J Infect Chemother. 2025 Mar;31(3):102582. doi: 10.1016/j.jiac.2024.12.011. Epub 2024 Dec 10.
Thrombocytopenia derived from tedizolid (TZD) has been reported but less frequently than that from linezolid. Only a few reports have investigated the relationship between the efficacy and safety of TZD administration. This study aimed to measure TZD concentration and investigate the relationship between efficacy and safety. The study was conducted at the Aichi Medical University Hospital. All patients administered TZD were included; the serum trough concentration (Cmin) of TZD was measured using LM1010 high-performance liquid chromatography. Efficacy was assessed as clinical and microbiological efficacy. Clinical efficacy was defined as no recurrence and no need for additional treatment until 2 weeks after the end of TZD therapy. Microbiological efficacy was defined as the absence of bacteria during and after TZD therapy.
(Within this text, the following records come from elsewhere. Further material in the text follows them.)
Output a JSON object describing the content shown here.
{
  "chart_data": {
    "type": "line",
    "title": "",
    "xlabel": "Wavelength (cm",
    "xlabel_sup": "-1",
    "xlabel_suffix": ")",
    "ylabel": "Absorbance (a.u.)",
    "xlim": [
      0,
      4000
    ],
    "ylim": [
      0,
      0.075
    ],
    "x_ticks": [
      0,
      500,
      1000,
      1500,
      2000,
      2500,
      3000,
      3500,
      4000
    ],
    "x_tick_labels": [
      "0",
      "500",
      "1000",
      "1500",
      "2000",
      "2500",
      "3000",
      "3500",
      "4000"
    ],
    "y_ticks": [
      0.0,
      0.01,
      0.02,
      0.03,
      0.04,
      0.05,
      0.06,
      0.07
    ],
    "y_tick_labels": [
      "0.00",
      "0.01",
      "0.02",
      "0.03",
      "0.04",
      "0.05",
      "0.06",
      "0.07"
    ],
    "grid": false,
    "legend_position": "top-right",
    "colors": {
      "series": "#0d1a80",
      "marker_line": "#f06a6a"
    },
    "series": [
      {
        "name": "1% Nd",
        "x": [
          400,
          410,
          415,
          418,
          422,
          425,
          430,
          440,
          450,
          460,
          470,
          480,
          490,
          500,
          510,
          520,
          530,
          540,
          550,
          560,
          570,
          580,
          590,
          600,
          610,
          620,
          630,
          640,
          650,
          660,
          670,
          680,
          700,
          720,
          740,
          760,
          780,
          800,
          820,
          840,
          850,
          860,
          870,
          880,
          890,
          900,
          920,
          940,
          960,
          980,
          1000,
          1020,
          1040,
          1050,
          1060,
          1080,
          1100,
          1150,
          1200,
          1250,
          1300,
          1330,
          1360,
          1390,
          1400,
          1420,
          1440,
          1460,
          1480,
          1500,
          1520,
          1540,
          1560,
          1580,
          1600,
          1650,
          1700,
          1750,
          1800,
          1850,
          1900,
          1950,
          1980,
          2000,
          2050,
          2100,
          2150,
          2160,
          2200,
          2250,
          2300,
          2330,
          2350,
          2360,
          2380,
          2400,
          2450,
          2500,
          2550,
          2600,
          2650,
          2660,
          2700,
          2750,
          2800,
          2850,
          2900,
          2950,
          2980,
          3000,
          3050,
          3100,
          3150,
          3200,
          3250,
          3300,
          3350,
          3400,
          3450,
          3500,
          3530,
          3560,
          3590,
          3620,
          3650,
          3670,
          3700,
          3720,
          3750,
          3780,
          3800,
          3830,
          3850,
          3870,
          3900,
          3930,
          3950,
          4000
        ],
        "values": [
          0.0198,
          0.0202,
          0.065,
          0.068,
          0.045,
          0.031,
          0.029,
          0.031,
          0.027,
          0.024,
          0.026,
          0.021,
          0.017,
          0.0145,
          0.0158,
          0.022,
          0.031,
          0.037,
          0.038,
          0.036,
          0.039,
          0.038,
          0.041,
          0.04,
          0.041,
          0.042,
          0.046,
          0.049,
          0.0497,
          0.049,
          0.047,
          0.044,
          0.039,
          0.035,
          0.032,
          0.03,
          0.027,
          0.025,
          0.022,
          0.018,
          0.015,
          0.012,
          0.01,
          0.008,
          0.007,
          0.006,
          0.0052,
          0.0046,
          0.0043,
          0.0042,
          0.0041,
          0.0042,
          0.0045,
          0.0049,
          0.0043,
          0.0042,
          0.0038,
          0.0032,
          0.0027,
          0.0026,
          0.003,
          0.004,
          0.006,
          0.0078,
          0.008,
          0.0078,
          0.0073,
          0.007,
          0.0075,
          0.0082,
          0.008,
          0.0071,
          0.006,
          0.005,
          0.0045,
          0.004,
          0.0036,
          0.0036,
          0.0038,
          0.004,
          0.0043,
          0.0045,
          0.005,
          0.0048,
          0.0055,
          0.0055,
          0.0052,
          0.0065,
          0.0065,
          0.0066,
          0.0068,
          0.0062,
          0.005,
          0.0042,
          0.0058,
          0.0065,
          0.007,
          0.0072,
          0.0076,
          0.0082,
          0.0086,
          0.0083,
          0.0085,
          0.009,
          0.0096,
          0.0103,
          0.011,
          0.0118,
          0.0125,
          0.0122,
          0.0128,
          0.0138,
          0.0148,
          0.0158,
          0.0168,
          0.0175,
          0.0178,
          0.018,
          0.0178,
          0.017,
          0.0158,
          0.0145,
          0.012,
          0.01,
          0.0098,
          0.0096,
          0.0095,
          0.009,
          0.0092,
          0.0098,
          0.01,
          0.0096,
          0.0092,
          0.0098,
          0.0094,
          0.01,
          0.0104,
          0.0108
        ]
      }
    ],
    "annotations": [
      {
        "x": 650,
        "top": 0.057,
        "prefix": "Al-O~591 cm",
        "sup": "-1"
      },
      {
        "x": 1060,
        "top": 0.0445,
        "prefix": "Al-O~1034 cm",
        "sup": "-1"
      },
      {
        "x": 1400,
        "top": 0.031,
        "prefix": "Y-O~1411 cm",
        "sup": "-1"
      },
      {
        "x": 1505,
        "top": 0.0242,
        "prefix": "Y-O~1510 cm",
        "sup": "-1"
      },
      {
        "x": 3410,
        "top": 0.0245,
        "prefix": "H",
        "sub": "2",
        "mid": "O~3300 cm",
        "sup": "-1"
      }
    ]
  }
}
Safety was assessed using thrombocytopenia. Thrombocytopenia was defined as a decrease in platelet count of ≥25 % compared with baseline levels and a minimum count of <10 × 10/μL. Seventeen patients were included. The Cmin in 16 patients was <0.5 μg/mL; one patient had a Cmin of 1.01 μg/mL complicated by hepatic cirrhosis. Clinical and microbiological efficacy was found in >80 % of the patients. Thrombocytopenia occurred in 14.3 % (2/14) of the patients. The Cmin in two patients with thrombocytopenia were 0.14 and 0.28 μg/mL, respectively. The serum concentration of TZD might increase in patients with hepatic cirrhosis; therapeutic drug monitoring may be required. Thrombocytopenia due to TZD could occur regardless of its serum concentration, necessitating monitoring for platelet count.
已有关于替加环素(TZD)所致血小板减少症的报道,但比利奈唑胺所致的情况少见。仅有少数报告研究了TZD给药的疗效与安全性之间的关系。本研究旨在测定TZD浓度并研究疗效与安全性之间的关系。该研究在爱知医科大学医院进行。纳入所有接受TZD治疗的患者;使用LM1010高效液相色谱法测定TZD的血清谷浓度(Cmin)。疗效评估包括临床疗效和微生物学疗效。临床疗效定义为在TZD治疗结束后2周内无复发且无需额外治疗。微生物学疗效定义为TZD治疗期间及之后无细菌。安全性评估采用血小板减少症。血小板减少症定义为血小板计数较基线水平降低≥25%且最低计数<10×10⁹/μL。共纳入17例患者。16例患者的Cmin<0.5μg/mL;1例患者Cmin为1.01μg/mL,合并肝硬化。超过80%的患者有临床和微生物学疗效。14.3%(2/14)的患者发生血小板减少症。两名血小板减少症患者的Cmin分别为0.14和0.28μg/mL。肝硬化患者的TZD血清浓度可能会升高;可能需要进行治疗药物监测。TZD所致血小板减少症可能与其血清浓度无关,因此有必要监测血小板计数。